We already have had one senior official -- the National Security Advisor -- resign, and another -- the Attorney General -- recuse himself (and should resign) for lying about their communications with Moscow. The facts continue to pile up that suggest Trump's campaign actively colluded with Russia or at least gave its blessing. Either way, this is a political scandal that, as Dan Rather argued last month, may ultimately rival Watergate:
Watergate is the biggest political scandal of my lifetime, until maybe now. It was the closest we came to a debilitating constitutional crisis, until maybe now. On a 10 scale of armageddon for our form of government, I would put Watergate at a 9. This Russia scandal is currently somewhere around a 5 or 6, in my opinion, but it is cascading in intensity seemingly by the hour. And we may look back and see, in the end, that it is at least as big as Watergate. It may become the measure by which all future scandals are judged. It has all the necessary ingredients, and that is chilling.Indeed, Rep. Jackie Speier, a Democratic member of the Intelligence Committee, stated today: "This is as big if not bigger than Watergate”-- the committee has “circumstantial evidence of an entire web that Putin put in place ensnaring many of the people who now have very respected positions within the U.S. cabinet.”
And so it is more imperative than ever that the hearings be postponed and that Democrats use every procedural weapon in their arsenal to fight, delay, block, obstruct and oppose Trump's nominee to replace the late Justice Scalia on the Supreme Court.
They must do this not only because Republicans, by refusing to hold hearings and vote on President Obama's mainstream-to-a-fault nomination of Merrick Garland, stole a Supreme Court vacancy to which they are not entitled -- although ensuring that Republicans are not rewarded for their unprecedented obstruction would also be compelling reason enough. (See Republicans Can Go Bork Themselves)
They must do this not only because Trump's nominee, Neil Gorsuch, according to The New York Times and various legal analysts, is similar but actually to the right of Justice Scalia in terms of judicial philosophy, putting him well outside the mainstream -- although ensuring the Supreme Court doesn't cement another right wing majority for a generation or two would be compelling reason enough. (See Filibuster or Bust)

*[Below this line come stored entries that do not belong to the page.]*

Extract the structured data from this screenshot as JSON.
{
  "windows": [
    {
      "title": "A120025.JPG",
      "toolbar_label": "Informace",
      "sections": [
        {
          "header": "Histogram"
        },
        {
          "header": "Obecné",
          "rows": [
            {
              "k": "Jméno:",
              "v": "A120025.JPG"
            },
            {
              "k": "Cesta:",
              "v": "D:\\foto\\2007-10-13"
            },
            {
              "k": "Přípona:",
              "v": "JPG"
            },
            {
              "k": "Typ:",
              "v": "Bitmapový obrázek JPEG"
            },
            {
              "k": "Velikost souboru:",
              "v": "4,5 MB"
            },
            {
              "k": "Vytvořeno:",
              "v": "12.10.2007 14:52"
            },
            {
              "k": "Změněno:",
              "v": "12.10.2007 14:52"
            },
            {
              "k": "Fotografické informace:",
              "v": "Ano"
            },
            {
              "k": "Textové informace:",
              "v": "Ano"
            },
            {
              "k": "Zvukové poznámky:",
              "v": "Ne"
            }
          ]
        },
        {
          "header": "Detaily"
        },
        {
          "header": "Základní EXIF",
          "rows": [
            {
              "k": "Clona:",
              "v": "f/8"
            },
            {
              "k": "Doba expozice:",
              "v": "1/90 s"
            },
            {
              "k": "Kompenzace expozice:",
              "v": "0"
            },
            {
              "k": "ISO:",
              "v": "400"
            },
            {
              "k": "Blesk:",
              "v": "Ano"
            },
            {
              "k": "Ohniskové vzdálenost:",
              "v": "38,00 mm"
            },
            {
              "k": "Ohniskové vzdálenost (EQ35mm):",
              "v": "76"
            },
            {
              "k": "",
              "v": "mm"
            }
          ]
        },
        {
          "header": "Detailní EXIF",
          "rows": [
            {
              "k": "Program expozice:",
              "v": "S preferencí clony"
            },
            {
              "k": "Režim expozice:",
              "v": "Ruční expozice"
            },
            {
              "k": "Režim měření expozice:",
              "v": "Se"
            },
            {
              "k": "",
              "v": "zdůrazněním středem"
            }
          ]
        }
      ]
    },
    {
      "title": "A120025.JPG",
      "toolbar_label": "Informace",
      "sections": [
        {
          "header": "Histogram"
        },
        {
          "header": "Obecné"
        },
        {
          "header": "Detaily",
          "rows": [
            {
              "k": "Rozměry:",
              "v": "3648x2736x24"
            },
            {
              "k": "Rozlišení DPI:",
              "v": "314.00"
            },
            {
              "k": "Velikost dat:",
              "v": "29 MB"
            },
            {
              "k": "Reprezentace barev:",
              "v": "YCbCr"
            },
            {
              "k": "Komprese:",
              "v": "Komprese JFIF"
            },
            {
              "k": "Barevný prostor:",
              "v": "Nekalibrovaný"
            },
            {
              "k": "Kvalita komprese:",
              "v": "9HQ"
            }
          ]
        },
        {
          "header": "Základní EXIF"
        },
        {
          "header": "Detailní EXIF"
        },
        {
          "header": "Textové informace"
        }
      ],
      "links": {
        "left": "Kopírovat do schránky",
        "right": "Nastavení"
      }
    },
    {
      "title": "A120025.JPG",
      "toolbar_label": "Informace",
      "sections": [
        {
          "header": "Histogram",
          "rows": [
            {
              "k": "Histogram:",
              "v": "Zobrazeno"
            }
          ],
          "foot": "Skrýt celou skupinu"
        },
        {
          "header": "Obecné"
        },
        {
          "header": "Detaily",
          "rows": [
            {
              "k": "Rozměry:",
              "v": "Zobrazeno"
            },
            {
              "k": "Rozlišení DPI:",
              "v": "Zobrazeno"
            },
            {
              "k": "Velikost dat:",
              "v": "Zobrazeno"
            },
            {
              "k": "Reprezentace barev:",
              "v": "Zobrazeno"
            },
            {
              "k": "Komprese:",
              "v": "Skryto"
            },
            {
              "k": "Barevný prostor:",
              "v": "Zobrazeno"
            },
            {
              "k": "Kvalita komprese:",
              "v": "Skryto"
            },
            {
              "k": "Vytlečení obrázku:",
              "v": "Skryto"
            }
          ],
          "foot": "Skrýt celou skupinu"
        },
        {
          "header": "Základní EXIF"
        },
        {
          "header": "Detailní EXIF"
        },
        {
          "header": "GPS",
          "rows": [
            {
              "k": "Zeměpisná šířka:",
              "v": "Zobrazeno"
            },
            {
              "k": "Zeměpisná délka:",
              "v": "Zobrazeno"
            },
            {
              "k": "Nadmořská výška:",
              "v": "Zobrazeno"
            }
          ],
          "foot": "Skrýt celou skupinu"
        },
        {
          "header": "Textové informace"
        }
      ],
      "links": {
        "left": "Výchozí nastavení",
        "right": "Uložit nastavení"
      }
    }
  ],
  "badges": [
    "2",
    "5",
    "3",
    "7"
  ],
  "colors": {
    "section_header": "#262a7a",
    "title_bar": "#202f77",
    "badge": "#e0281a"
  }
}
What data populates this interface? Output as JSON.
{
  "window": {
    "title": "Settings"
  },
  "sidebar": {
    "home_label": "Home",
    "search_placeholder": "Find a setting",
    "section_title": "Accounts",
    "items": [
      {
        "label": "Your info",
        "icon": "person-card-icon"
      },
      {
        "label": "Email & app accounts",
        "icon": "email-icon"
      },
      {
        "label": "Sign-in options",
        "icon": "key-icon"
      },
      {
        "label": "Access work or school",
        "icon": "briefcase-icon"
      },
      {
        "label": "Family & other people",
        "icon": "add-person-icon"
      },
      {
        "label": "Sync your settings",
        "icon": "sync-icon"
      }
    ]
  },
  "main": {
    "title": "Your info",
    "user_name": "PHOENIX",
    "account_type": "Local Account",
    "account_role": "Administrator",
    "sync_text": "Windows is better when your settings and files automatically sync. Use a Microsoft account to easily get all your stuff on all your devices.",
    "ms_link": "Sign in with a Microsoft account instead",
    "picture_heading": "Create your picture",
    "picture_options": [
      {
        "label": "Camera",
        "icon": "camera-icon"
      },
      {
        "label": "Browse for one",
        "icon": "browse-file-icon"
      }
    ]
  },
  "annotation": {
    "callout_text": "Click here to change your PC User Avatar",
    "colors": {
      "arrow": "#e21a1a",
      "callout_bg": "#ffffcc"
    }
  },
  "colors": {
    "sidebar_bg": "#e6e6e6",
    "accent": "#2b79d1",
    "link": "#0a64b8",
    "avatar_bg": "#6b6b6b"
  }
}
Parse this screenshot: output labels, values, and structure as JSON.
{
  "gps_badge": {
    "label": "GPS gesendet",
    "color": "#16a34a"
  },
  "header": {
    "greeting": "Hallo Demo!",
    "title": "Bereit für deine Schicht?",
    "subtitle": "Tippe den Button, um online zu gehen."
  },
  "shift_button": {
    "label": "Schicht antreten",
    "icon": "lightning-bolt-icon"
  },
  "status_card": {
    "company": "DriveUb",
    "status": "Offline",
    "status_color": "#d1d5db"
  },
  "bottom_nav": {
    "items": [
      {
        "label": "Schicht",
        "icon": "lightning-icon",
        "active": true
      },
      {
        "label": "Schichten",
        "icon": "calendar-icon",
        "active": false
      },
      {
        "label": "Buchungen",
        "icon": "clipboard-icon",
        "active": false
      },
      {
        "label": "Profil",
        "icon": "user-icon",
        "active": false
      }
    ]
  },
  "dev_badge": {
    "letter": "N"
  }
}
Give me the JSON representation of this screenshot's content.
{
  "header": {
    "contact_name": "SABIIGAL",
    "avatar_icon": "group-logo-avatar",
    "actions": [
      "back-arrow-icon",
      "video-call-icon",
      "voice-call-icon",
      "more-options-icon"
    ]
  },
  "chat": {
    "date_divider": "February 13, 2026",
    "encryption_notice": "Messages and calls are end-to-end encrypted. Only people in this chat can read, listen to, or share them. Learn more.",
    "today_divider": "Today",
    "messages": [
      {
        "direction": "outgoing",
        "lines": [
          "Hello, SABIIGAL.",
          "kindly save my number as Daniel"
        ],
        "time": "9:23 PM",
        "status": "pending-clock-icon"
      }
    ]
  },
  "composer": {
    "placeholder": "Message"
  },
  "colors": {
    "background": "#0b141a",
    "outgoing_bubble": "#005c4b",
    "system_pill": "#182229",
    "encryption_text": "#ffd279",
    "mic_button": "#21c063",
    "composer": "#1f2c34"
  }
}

They also must do this because, as Dahlia Lithwick and Sonja West put it, "if the Trump victory were even somewhat abetted by shady ties to the Russians, everything he does as president is of questionable legitimacy." And the process for appointing a Supreme Court justice who has the potential to change the balance of the Court -- and impact fundamental rights and remedies -- for decades should not be undertaken in the midst of what is quickly becoming a constitutional crisis. Indeed, as Lithwick/West continue, "once a Supreme Court appointment is done, it cannot be undone. And the damage won’t stop with Trump’s judicial nominee: Having one justice serve under a cloud of doubt also threatens to harm the entire court." And so, "until the presidency is no longer under a cloud, there can be no hearings, and there can be no votes."